LIVE REVIEW: Marika Hackman @ Soup Kitchen, Manchester (13/03/2014)LIVE REVIEW: Marika Hackman @ Soup Kitchen, Manchester (13/03/2014)

LIVE REVIEW: Marika Hackman @ Soup Kitchen, Manchester (13/03/2014)


No wait come back!

So taboo has that word become in recent years that it would be completely understandable if you’d stopped reading this review and turned up your nose with revulsion. Immediately casting to mind visions of tweed-clad poshos self-indulgently strumming their banjos and moaning until they’re all flushed and sweaty, it’s no wonder that people daren’t look a folk artist in the eye again for the fear they’ll end up on some kind of register.

Enter Marika Hackman – here to claw back the genre’s credibility from the portentous clutches of Nu-Folk. Imagine Cate-le-Bon fronting Warpaint.

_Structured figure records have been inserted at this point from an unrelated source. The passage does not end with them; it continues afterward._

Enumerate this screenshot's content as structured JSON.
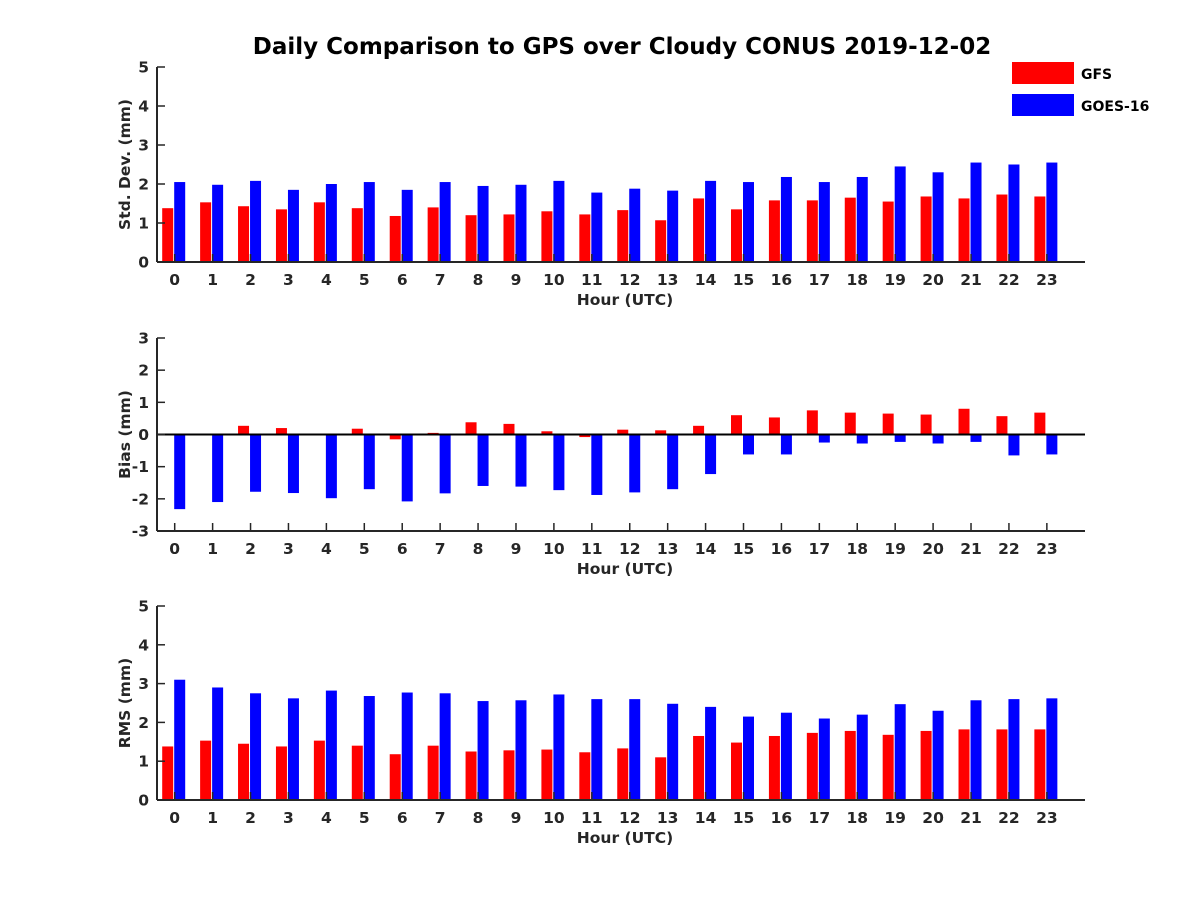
{
  "figure": {
    "title": "Daily Comparison to GPS over Cloudy CONUS 2019-12-02"
  },
  "legend": {
    "position": "top-right",
    "items": [
      {
        "label": "GFS",
        "color": "#ff0000"
      },
      {
        "label": "GOES-16",
        "color": "#0000ff"
      }
    ]
  },
  "chart_data": [
    {
      "type": "bar",
      "title": "Daily Comparison to GPS over Cloudy CONUS 2019-12-02",
      "xlabel": "Hour (UTC)",
      "ylabel": "Std. Dev. (mm)",
      "ylim": [
        0,
        5
      ],
      "yticks": [
        0,
        1,
        2,
        3,
        4,
        5
      ],
      "grid": false,
      "categories": [
        "0",
        "1",
        "2",
        "3",
        "4",
        "5",
        "6",
        "7",
        "8",
        "9",
        "10",
        "11",
        "12",
        "13",
        "14",
        "15",
        "16",
        "17",
        "18",
        "19",
        "20",
        "21",
        "22",
        "23"
      ],
      "series": [
        {
          "name": "GFS",
          "color": "#ff0000",
          "values": [
            1.38,
            1.53,
            1.43,
            1.35,
            1.53,
            1.38,
            1.18,
            1.4,
            1.2,
            1.22,
            1.3,
            1.22,
            1.33,
            1.07,
            1.63,
            1.35,
            1.58,
            1.58,
            1.65,
            1.55,
            1.68,
            1.63,
            1.73,
            1.68
          ]
        },
        {
          "name": "GOES-16",
          "color": "#0000ff",
          "values": [
            2.05,
            1.98,
            2.08,
            1.85,
            2.0,
            2.05,
            1.85,
            2.05,
            1.95,
            1.98,
            2.08,
            1.78,
            1.88,
            1.83,
            2.08,
            2.05,
            2.18,
            2.05,
            2.18,
            2.45,
            2.3,
            2.55,
            2.5,
            2.55
          ]
        }
      ]
    },
    {
      "type": "bar",
      "xlabel": "Hour (UTC)",
      "ylabel": "Bias (mm)",
      "ylim": [
        -3,
        3
      ],
      "yticks": [
        -3,
        -2,
        -1,
        0,
        1,
        2,
        3
      ],
      "grid": false,
      "categories": [
        "0",
        "1",
        "2",
        "3",
        "4",
        "5",
        "6",
        "7",
        "8",
        "9",
        "10",
        "11",
        "12",
        "13",
        "14",
        "15",
        "16",
        "17",
        "18",
        "19",
        "20",
        "21",
        "22",
        "23"
      ],
      "series": [
        {
          "name": "GFS",
          "color": "#ff0000",
          "values": [
            0.02,
            0.03,
            0.27,
            0.2,
            0.01,
            0.18,
            -0.15,
            0.05,
            0.38,
            0.33,
            0.1,
            -0.08,
            0.15,
            0.13,
            0.27,
            0.6,
            0.53,
            0.75,
            0.68,
            0.65,
            0.62,
            0.8,
            0.57,
            0.68
          ]
        },
        {
          "name": "GOES-16",
          "color": "#0000ff",
          "values": [
            -2.32,
            -2.1,
            -1.78,
            -1.82,
            -1.98,
            -1.7,
            -2.08,
            -1.83,
            -1.6,
            -1.62,
            -1.73,
            -1.88,
            -1.8,
            -1.7,
            -1.23,
            -0.62,
            -0.62,
            -0.25,
            -0.28,
            -0.23,
            -0.28,
            -0.23,
            -0.65,
            -0.62
          ]
        }
      ]
    },
    {
      "type": "bar",
      "xlabel": "Hour (UTC)",
      "ylabel": "RMS (mm)",
      "ylim": [
        0,
        5
      ],
      "yticks": [
        0,
        1,
        2,
        3,
        4,
        5
      ],
      "grid": false,
      "categories": [
        "0",
        "1",
        "2",
        "3",
        "4",
        "5",
        "6",
        "7",
        "8",
        "9",
        "10",
        "11",
        "12",
        "13",
        "14",
        "15",
        "16",
        "17",
        "18",
        "19",
        "20",
        "21",
        "22",
        "23"
      ],
      "series": [
        {
          "name": "GFS",
          "color": "#ff0000",
          "values": [
            1.38,
            1.53,
            1.45,
            1.38,
            1.53,
            1.4,
            1.18,
            1.4,
            1.25,
            1.28,
            1.3,
            1.23,
            1.33,
            1.1,
            1.65,
            1.48,
            1.65,
            1.73,
            1.78,
            1.68,
            1.78,
            1.82,
            1.82,
            1.82
          ]
        },
        {
          "name": "GOES-16",
          "color": "#0000ff",
          "values": [
            3.1,
            2.9,
            2.75,
            2.62,
            2.82,
            2.68,
            2.77,
            2.75,
            2.55,
            2.57,
            2.72,
            2.6,
            2.6,
            2.48,
            2.4,
            2.15,
            2.25,
            2.1,
            2.2,
            2.47,
            2.3,
            2.57,
            2.6,
            2.62
          ]
        }
      ]
    }
  ]
}
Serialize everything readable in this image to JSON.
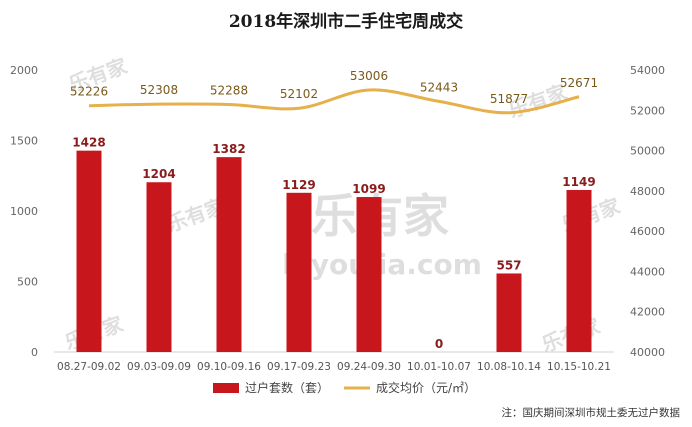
{
  "chart_data": {
    "type": "bar",
    "title": "2018年深圳市二手住宅周成交",
    "categories": [
      "08.27-09.02",
      "09.03-09.09",
      "09.10-09.16",
      "09.17-09.23",
      "09.24-09.30",
      "10.01-10.07",
      "10.08-10.14",
      "10.15-10.21"
    ],
    "series": [
      {
        "name": "过户套数（套）",
        "type": "bar",
        "axis": "left",
        "color": "#c8161d",
        "values": [
          1428,
          1204,
          1382,
          1129,
          1099,
          0,
          557,
          1149
        ]
      },
      {
        "name": "成交均价（元/㎡）",
        "type": "line",
        "axis": "right",
        "color": "#e6b04a",
        "values": [
          52226,
          52308,
          52288,
          52102,
          53006,
          52443,
          51877,
          52671
        ]
      }
    ],
    "y_left": {
      "range": [
        0,
        2000
      ],
      "ticks": [
        0,
        500,
        1000,
        1500,
        2000
      ]
    },
    "y_right": {
      "range": [
        40000,
        54000
      ],
      "ticks": [
        40000,
        42000,
        44000,
        46000,
        48000,
        50000,
        52000,
        54000
      ]
    },
    "legend_position": "bottom",
    "grid": false,
    "note": "注：国庆期间深圳市规土委无过户数据"
  },
  "watermark": {
    "logo": "乐有家",
    "domain": "leyoujia.com"
  }
}
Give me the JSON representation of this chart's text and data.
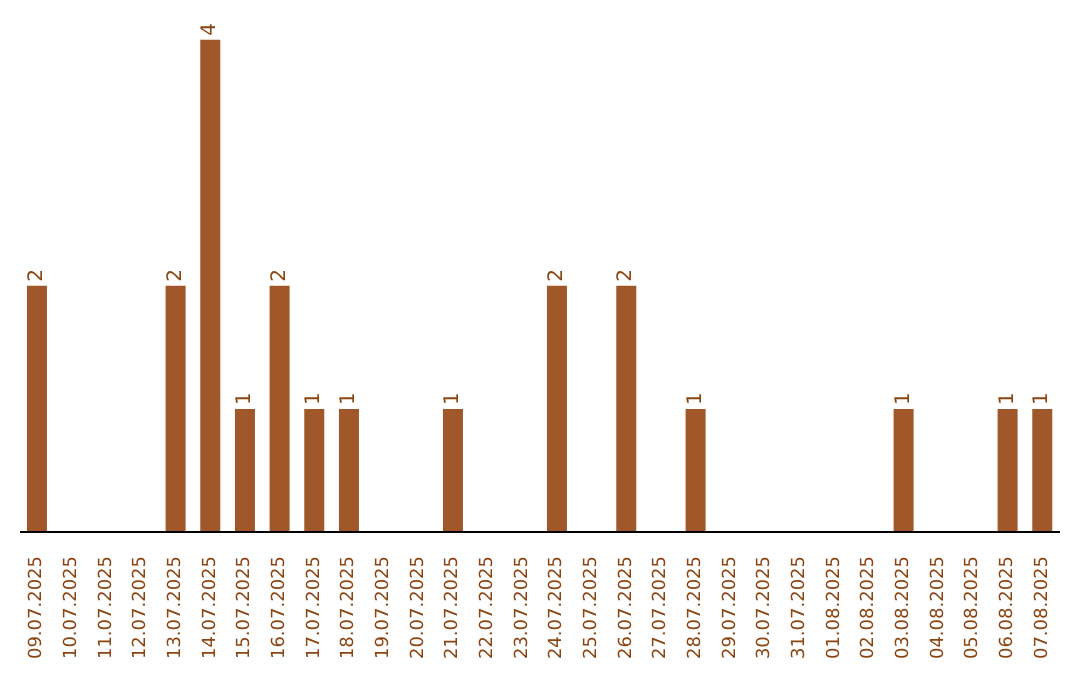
{
  "chart_data": {
    "type": "bar",
    "categories": [
      "09.07.2025",
      "10.07.2025",
      "11.07.2025",
      "12.07.2025",
      "13.07.2025",
      "14.07.2025",
      "15.07.2025",
      "16.07.2025",
      "17.07.2025",
      "18.07.2025",
      "19.07.2025",
      "20.07.2025",
      "21.07.2025",
      "22.07.2025",
      "23.07.2025",
      "24.07.2025",
      "25.07.2025",
      "26.07.2025",
      "27.07.2025",
      "28.07.2025",
      "29.07.2025",
      "30.07.2025",
      "31.07.2025",
      "01.08.2025",
      "02.08.2025",
      "03.08.2025",
      "04.08.2025",
      "05.08.2025",
      "06.08.2025",
      "07.08.2025"
    ],
    "values": [
      2,
      0,
      0,
      0,
      2,
      4,
      1,
      2,
      1,
      1,
      0,
      0,
      1,
      0,
      0,
      2,
      0,
      2,
      0,
      1,
      0,
      0,
      0,
      0,
      0,
      1,
      0,
      0,
      1,
      1
    ],
    "value_labels": [
      "2",
      null,
      null,
      null,
      "2",
      "4",
      "1",
      "2",
      "1",
      "1",
      null,
      null,
      "1",
      null,
      null,
      "2",
      null,
      "2",
      null,
      "1",
      null,
      null,
      null,
      null,
      null,
      "1",
      null,
      null,
      "1",
      "1"
    ],
    "color": "#a0582a",
    "tick_labels": "x",
    "grid": false,
    "legend": false
  }
}
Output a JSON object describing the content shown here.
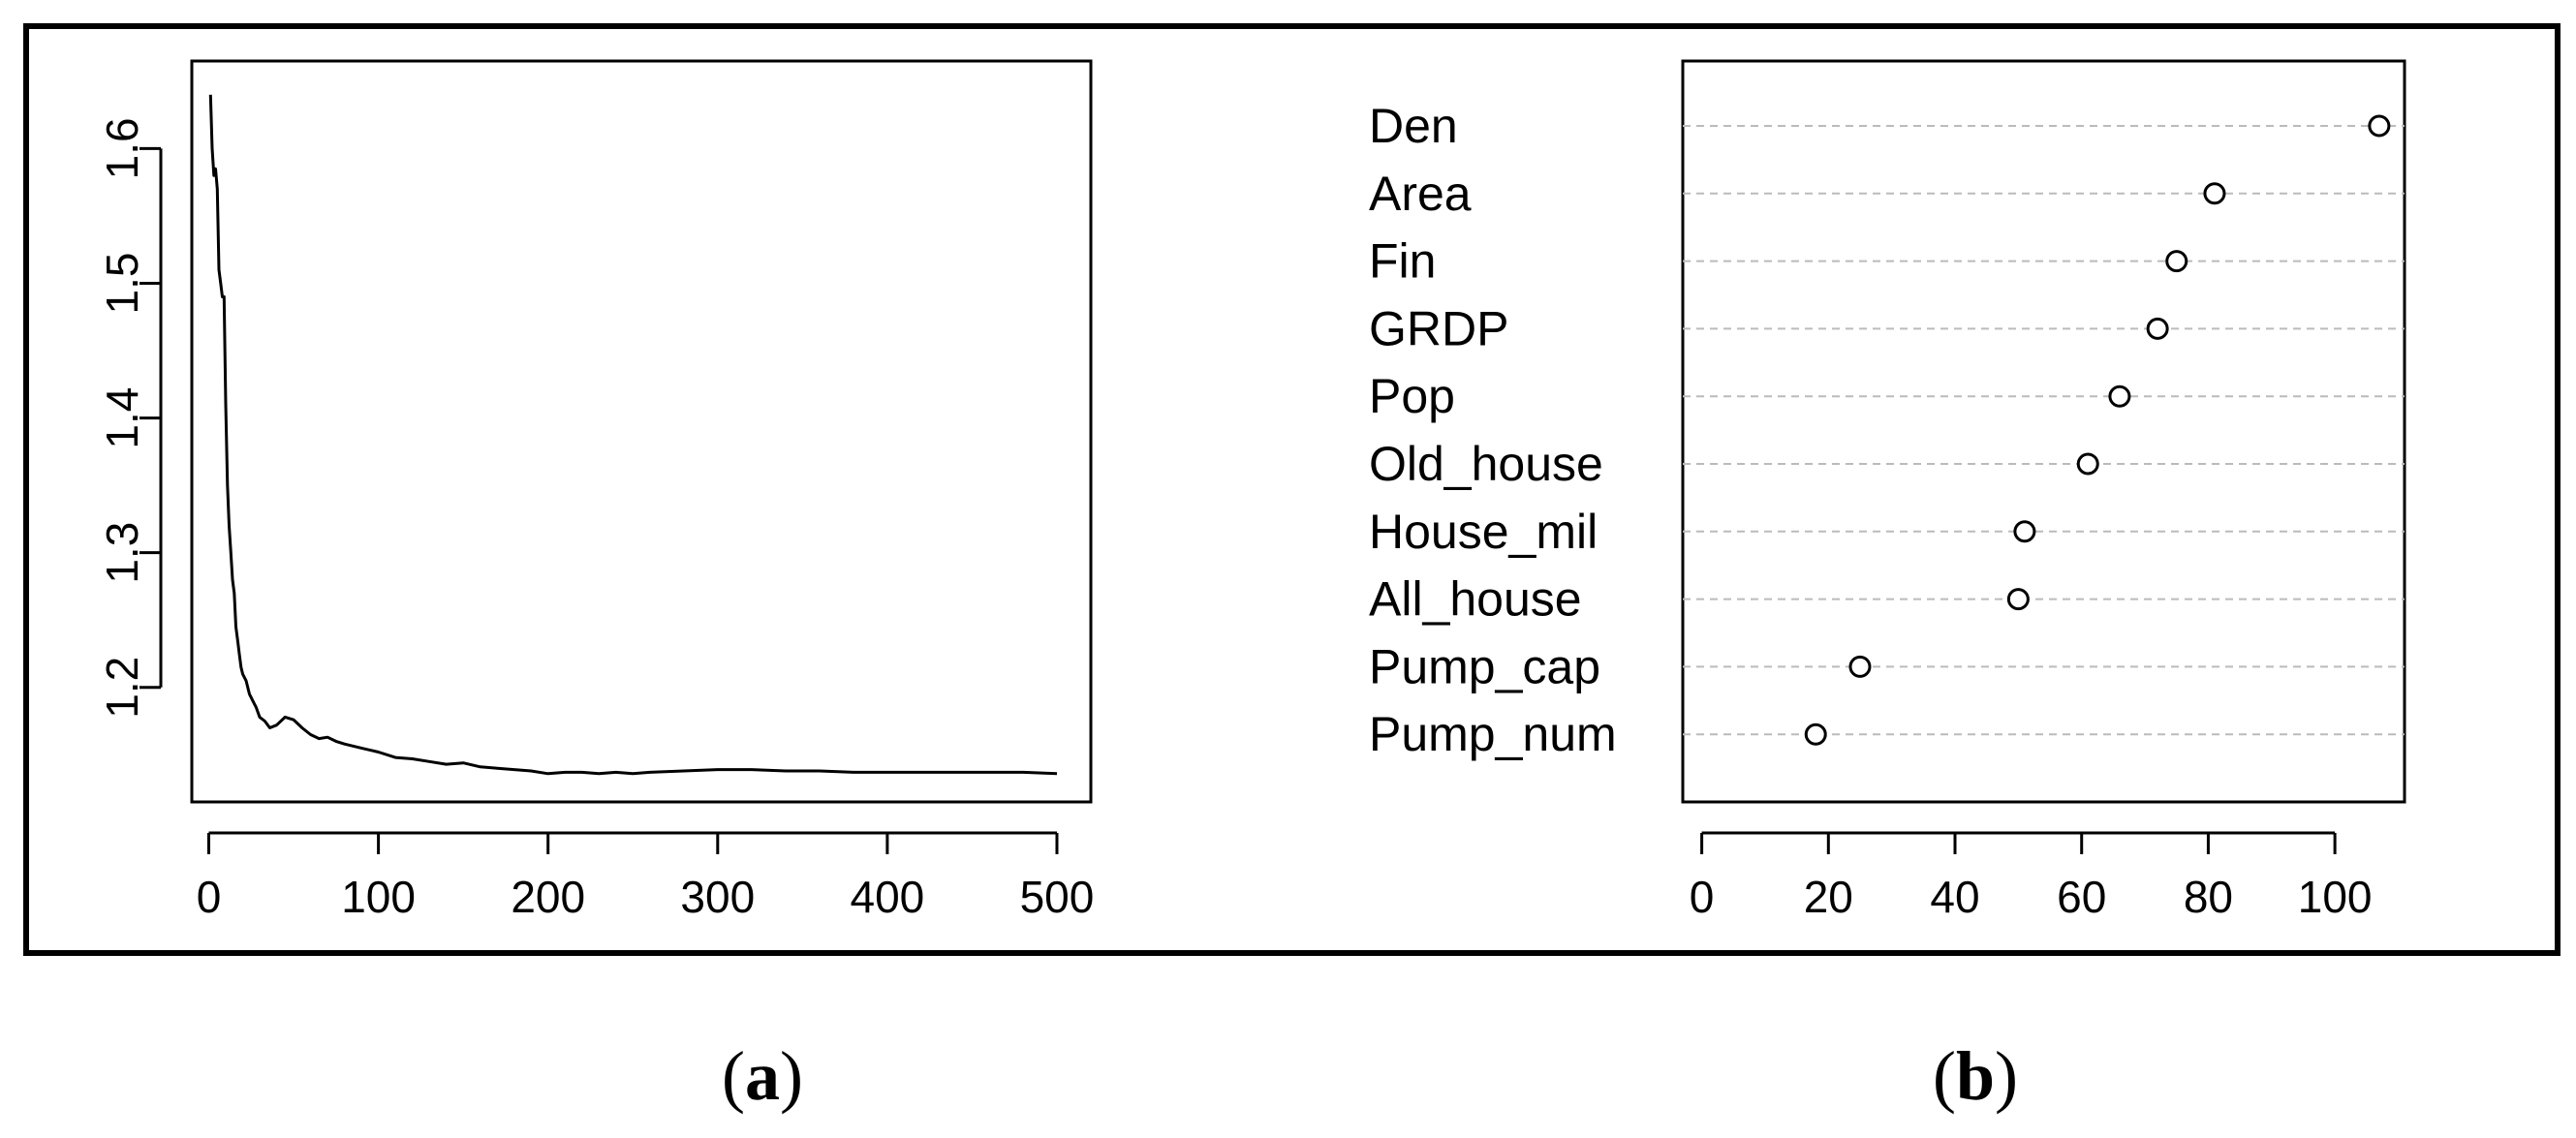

In the dingy Soup Kitchen basement, Marika’s arch commentary and stoner-rocker appearance made for an intriguing stage presence that (almost) managed to cloak the nervous youngster beneath.

Playing with a new backing band for just the third time tonight, Marika launched straight into the usually disarming sweetness of “Bath Is Black”. Regrettably a mixture of nerves and misjudged sound-checking instead caught the audience on the back-foot, as runaway drums failed to be muzzled at the sound desk until into the second track.

A  minor mishap though in an otherwise surprisingly varied set. A grungy tang flavoured the guitar sound throughout and was used to terrific effect on a gnarled cover of Joanna Newsom’s “81”. New track “Deep Green” from current EP ‘Deaf Heat’ managed to capture a tormented uneasiness that sounded like Pentangle if they’d gone through a ‘Kid A’ phase. The graphic lyrical imagery of “Cannibal” illustrated her penchant for unsettling, wistful song-writing as delivered with lip-smacking relish as she recalled the “iron taste” of blood as it “runs down my face”. A swift acoustic interlude aptly exposed the jagged, brittle bones that make up the haunting skeleton hanging beneath her songs, before the band filed back on-stage to flesh them out again with a climactic “Cinnamon”.

Nu-Folk. Folk off. Post-Folk is here and it sounds like Marika Hackman.